A potential new benchmark could enable us to better understand the actual intelligence and capabilities of AI systems.
“The metric itself isn’t likely to change the course of AI development, but it will track how quickly progress is being made on certain types of tasks in which AI systems will ideally be used,” Sohrob Kazerounian, a distinguished AI researcher at Vectra AI, told Live Science.
“Measuring AI against the length of time it takes a human to accomplish a given task is an interesting proxy metric for intelligence and general capabilities,” Kazerounian said. “First, because there is no singular metric that captures what we mean when we say “intelligence.” Second, because the likelihood of carrying out a prolonged task without drift or error becomes vanishingly small. Third, because it is a direct measure against the types of tasks we hope to make use of AI for; namely solving complex human problems. While it might not capture all the relevant factors or nuances about AI capabilities, it is certainly a useful datapoint,” he added.
Eleanor Watson, IEEE member and an AI ethics engineer at Singularity University, agrees that the research is useful.
Measuring AIs on the length of tasks is “valuable and intuitive” and “directly reflects real-world complexity, capturing AI’s proficiency at maintaining coherent goal-directed behaviour over time,” compared to traditional tests that assess AI performance on short, isolated problems, she told Live Science.
Generalist AI is coming
Arguably, besides a new benchmark metric, the paper’s biggest impact is in highlighting how quickly AI systems are advancing, alongside the upward trend in their ability to handle lengthy tasks. With this in mind, Watson predicts that the emergence of generalist AI agents that can handle a variety of tasks will be imminent.
“By 2026, we’ll see AI becoming increasingly general, handling varied tasks across an entire day or week rather than short, narrowly defined assignments,” said Watson.
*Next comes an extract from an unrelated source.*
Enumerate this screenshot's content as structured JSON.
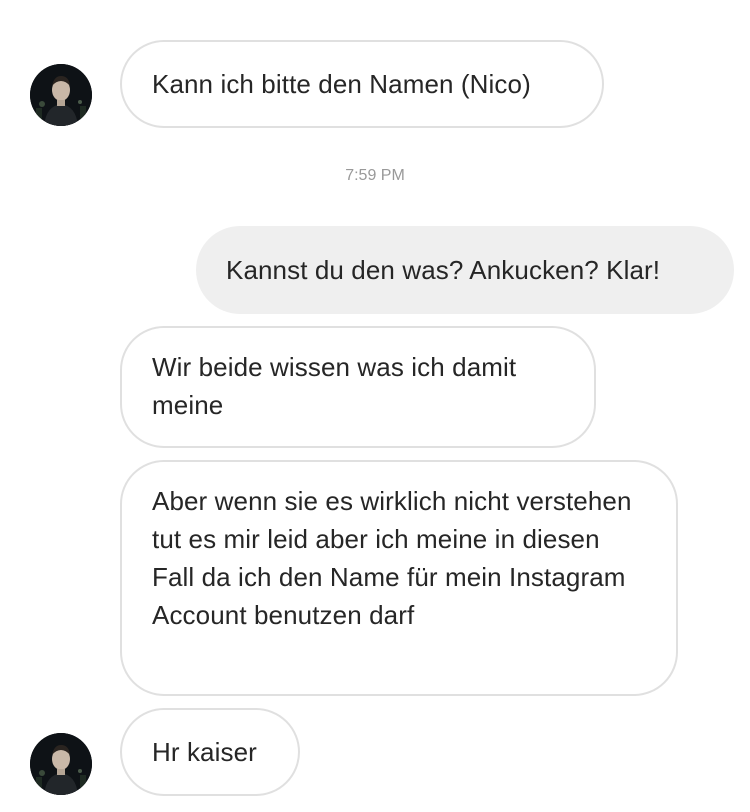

For businesses, Watson noted, this could yield AIs that can take on substantial portions of professional workloads — which could not only reduce costs and improve efficiency but also let people focus on more creative, strategic and interpersonal tasks.
“For consumers, AI will evolve from a simple assistant into a dependable personal manager, capable of handling complex life tasks — such as travel planning, health monitoring, or managing financial portfolios — over days or weeks, with minimal oversight,” Watson added.
In effect, the ability for AIs to handle a broad range of lengthy tasks could have a significant impact on how society interacts and uses AI in the next few years.
“While specialized AI tools will persist in niche applications for efficiency reasons, powerful generalist AI agents — capable of flexibly switching among diverse tasks — will emerge prominently,” Watson concluded. “These systems will integrate specialized skills into broader, goal-directed workflows, reshaping daily life and professional practices in fundamental ways.”